Rede von Dr. Erich Köhler
  • Parteizugehörigkeit zum Zeitpunkt der Rede: (CDU)
  • Letzte offizielle eingetragene Parteizugehörigkeit: (CDU)
Das Wort hat Frau Abgeordnete Thiele.

  • insert_commentNächste Rede als Kontext
    Rede von Grete Thiele


    • Parteizugehörigkeit zum Zeitpunkt der Rede: (KPD)
    • Letzte offizielle eingetragene Parteizugehörigkeit: (KPD)

    Meine Herren und Damen! Die Diskussion über das Schund- und Schmutzgesetz hat lebhaften Protest aus allen Kreisen der Bevölkerung hervorgerufen; und es ist nicht verwunderlich — —

    (Abg. Dr. Wuermeling: Nicht aus allen!)

    — Aber aus sehr vielen Kreisen! Ich möchte Ihnen den Journalistenverband, den PEN-Klub, die Kulturverbände, die Autoren, die Verleger, die Buchhändler usw., die Hamburger Freie Akademie nennen. Ich könnte Ihnen eine ganze Mappe solcher Proteste bringen.

    (Abg. Dr. Wuermeling: Nennen Sie mal die Eltern!)
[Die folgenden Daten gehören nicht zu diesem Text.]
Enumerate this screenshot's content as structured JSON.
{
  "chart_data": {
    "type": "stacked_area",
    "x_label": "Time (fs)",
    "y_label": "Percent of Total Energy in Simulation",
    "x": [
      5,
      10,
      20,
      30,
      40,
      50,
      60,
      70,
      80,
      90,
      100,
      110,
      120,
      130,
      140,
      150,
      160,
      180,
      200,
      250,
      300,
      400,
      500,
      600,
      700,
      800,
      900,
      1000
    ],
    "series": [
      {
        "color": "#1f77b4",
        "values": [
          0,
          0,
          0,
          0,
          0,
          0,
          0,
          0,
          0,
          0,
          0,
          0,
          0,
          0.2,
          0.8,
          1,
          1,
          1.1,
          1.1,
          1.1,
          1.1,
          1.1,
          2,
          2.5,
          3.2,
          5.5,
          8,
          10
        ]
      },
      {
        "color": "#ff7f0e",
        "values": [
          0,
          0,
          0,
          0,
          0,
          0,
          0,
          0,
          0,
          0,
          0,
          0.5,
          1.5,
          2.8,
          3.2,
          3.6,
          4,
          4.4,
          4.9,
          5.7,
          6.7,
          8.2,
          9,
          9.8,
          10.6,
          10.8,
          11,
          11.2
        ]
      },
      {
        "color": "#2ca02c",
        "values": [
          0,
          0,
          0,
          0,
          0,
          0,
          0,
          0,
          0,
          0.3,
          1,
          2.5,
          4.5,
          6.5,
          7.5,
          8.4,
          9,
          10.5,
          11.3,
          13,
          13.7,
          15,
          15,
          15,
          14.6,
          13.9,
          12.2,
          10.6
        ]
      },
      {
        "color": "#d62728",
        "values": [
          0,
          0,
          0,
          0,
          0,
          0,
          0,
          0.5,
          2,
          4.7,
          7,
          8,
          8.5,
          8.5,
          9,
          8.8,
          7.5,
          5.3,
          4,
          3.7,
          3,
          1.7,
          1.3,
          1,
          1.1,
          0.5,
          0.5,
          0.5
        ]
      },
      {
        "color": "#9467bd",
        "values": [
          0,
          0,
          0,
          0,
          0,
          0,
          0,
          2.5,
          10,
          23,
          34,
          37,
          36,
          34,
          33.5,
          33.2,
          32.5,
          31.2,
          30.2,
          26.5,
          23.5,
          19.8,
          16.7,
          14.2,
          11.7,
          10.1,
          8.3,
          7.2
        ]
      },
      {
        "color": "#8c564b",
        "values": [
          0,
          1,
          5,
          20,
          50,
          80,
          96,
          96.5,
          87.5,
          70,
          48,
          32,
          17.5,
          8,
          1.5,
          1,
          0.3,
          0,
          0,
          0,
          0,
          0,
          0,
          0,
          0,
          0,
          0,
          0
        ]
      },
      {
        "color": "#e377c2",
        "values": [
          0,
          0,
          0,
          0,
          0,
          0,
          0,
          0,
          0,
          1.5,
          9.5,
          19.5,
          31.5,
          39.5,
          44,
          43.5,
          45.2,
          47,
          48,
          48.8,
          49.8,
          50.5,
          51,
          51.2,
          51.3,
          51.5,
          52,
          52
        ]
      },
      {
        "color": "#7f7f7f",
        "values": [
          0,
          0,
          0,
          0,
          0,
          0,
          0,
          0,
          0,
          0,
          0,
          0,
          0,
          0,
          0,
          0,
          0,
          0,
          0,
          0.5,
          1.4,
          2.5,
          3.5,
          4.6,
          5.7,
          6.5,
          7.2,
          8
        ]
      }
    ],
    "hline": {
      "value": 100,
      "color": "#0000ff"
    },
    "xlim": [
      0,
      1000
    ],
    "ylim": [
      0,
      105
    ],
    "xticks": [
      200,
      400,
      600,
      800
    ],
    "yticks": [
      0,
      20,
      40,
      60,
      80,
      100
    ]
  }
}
    Aber es ist bezeichnend, daß Sie jetzt sehr irreführend diese Vorlage „Gesetz über den Vertrieb jugendgefährdender Schriften" nennen, weil Sie wissen, daß Sie schamhaft diese Namen verschweigen müssen. Das Gesetz soll dazu dienen, jegliche fortschrittliche kulturelle Bewegung zu ersticken.

    (Lautes Lachen.)

    Nun, meine Herren und Damen, das ist nicht nur unsere Meinung, sondern das ist die Meinung der Öffentlichkeit, von der mein Vorredner bereits gesprochen hat. Reaktionäre Zeitungen in Bayern haben bereits die Werke von Erich Kästner, von Anna Seghers, von Becher als unter dieses Gesetz fallend klassifiziert; und das eröffnet eine ganz gute Perspektive, was Sie damit anzuwenden gedenken. Und die Hundhammersche Praxis beweist uns, daß die sehr befürwortenden und sehr vorsichtigen Äußerungen des Herrn Innenministers bei der Einbringung nichts anderes bezwecken, als darüber hinwegzutäuschen, daß hier ein Zensurgesetz eingebracht werden soll.
    Aber, meine Herren und Damen, wer der Jugend wirklich helfen will, der muß den Kampf gegen den Amerikanismus aufnehmen!

    (Lebhafte Heiterkeit.)

    Das heißt, meine Herren und Damen, gegen die Hollywood-Kitschkultur, das heißt gegen die Gangster- und Atombombenkultur, wie Sie sie in allen unseren Kinos sehen können, daß heißt gegen die Gangster-„Kultur", die zum Zwecke der Kriegsvorbereitung hier eingeführt wird, um unsere nationale Kultur zu zersetzen —

    (Zuruf aus der Mitte: Schluß! Schluß!)

    — und die allein zur Verwahrlosung der Jugend beiträgt.

    (Große Unruhe. — Abg. Dr. Wuermeling: Sie verwechseln den Osten mit dem Westen!)